Like most many Americans, I acknowledged Dr. Martin Luther King Jr. Day by reflecting on a part of the late civil rights leader’s well documented past. This year was a little different, mainly because my intense focus on Dr. King started toward the end of last year when I was asked to join the creative team for the MLK Fair Housing Exhibit located on Chicago’s West Side in the same historic location where Dr. King once lived. This exhibit, which opens to the public on January 26th, focuses on the time Dr. King spent in Chicago during the summer of 1966 when he and other local activists created the Chicago Freedom Movement (CFM) to spotlight the deplorable housing conditions in Chicago and across the country. The movement was one that was powerful enough to influence the signing of the Civil Rights Act of 1968 also known as the Fair Housing Act.
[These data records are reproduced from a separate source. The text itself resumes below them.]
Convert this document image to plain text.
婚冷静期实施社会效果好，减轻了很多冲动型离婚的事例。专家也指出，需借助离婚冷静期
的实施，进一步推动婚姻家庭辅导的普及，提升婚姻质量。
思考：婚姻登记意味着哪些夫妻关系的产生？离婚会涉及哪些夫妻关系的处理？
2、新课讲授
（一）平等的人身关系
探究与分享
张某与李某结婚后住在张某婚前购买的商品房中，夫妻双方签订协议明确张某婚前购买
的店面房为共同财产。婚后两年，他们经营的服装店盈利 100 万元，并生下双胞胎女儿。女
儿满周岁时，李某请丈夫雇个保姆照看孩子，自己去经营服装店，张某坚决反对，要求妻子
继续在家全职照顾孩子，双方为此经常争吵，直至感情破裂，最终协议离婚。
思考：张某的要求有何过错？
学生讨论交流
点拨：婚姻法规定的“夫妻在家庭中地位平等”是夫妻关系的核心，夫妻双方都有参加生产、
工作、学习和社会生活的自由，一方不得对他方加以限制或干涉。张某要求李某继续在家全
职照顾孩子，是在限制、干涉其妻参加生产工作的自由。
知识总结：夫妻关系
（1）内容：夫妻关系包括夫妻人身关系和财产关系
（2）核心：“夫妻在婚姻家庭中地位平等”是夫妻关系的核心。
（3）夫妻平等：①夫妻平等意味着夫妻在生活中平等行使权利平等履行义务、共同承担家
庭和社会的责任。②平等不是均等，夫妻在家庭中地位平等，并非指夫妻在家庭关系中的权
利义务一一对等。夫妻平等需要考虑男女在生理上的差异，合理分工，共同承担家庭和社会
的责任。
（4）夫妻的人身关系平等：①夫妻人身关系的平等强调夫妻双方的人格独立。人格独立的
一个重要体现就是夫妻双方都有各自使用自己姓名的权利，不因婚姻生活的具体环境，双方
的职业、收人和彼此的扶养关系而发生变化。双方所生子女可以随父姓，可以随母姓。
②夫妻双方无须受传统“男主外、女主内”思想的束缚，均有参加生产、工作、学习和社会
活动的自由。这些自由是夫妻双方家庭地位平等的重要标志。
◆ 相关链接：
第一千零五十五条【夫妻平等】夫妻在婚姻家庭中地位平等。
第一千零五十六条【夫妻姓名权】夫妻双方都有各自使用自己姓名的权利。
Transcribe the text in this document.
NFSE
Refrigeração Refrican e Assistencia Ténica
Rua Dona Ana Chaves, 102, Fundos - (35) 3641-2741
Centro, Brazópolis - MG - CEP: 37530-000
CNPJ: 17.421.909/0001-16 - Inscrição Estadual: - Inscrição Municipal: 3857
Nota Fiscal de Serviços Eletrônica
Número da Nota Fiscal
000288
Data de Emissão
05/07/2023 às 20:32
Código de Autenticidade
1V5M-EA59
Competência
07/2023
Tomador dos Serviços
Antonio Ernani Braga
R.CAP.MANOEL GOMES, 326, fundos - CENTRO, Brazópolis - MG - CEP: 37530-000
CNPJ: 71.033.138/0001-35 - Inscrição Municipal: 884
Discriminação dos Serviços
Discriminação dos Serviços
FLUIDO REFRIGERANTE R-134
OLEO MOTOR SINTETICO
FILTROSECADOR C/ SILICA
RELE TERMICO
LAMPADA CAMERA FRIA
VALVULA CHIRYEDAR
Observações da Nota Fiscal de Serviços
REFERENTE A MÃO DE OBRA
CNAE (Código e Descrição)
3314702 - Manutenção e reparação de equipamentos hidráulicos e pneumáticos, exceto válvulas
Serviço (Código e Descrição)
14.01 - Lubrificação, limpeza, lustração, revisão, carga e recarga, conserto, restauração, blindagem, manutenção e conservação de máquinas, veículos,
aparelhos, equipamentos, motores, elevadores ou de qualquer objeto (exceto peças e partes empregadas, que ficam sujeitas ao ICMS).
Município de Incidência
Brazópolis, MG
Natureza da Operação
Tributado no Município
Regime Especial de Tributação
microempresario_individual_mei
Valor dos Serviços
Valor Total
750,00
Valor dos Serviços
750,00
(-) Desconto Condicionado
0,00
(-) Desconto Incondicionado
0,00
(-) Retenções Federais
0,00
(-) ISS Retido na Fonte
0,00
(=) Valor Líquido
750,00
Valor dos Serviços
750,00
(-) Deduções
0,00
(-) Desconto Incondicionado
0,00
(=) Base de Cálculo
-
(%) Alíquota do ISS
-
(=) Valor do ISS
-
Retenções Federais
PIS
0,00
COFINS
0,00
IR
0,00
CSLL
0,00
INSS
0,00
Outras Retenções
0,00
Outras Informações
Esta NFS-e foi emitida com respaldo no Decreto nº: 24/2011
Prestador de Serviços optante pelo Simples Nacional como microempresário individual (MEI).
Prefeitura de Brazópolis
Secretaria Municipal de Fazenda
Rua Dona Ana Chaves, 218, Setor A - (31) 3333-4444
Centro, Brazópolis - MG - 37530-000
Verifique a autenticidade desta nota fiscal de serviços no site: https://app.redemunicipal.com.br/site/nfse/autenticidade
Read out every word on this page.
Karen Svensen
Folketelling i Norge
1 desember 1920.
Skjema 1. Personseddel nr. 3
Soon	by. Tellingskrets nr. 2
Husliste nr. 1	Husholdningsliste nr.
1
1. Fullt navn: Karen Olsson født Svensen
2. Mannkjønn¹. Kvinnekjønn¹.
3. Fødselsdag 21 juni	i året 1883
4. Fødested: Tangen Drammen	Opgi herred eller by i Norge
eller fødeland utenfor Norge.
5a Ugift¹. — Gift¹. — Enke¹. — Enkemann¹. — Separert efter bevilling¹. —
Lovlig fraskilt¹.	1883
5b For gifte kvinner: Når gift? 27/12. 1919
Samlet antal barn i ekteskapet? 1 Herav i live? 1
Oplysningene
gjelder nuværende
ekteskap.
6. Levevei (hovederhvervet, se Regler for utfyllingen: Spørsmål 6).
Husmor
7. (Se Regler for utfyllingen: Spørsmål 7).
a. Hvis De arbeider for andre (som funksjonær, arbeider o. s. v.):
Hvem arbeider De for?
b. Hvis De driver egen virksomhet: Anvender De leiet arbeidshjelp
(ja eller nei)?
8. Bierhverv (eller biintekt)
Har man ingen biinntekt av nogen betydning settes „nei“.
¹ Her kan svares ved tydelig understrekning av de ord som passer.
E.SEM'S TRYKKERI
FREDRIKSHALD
The exhibit, housed on the first floor of 1558 S. Hamlin Avenue, is one that every Chicagoan (and US citizen) should visit to learn more about our city and the sacrifices of Dr. King and other local heroes that helped change the way people across the country live today. Those who visit the MLK Fair Housing Exhibit will be greeted by captivating photographs and video that lure you back to even more challenging times when African Americans were fighting for equal rights in nearly every facet of everyday life, including fair housing. By the time you leave expect to be more informed about the Great Migration, the early days of Lawdale, redlining, slum living, contract buying and the monumental Chicago Freedom Rally just to name a few things. If you’re lucky, you still may be able to pick up a copy of the accompanying keepsake book that I helped to create as a reminder of this very important part of history.
The MLK Fair Housing Exhibit is free and open to the public thanks to the Lawndale Christian Development Corporation (LCDC), the organization responsible for turning a number of vacant lots on the West Side into the MLK Memorial District – a place worthy of Dr. King’s legacy. Other members of the creative team that helped make this exhibit possible are Vernon Lockhart, Keith Purvis, Darryl Parham (Art on the Loose) and Tracye Matthews.
I am very proud to have been a part of this project (Just in case you hadn’t noticed). Please stop by the exhibit and experience it for yourself.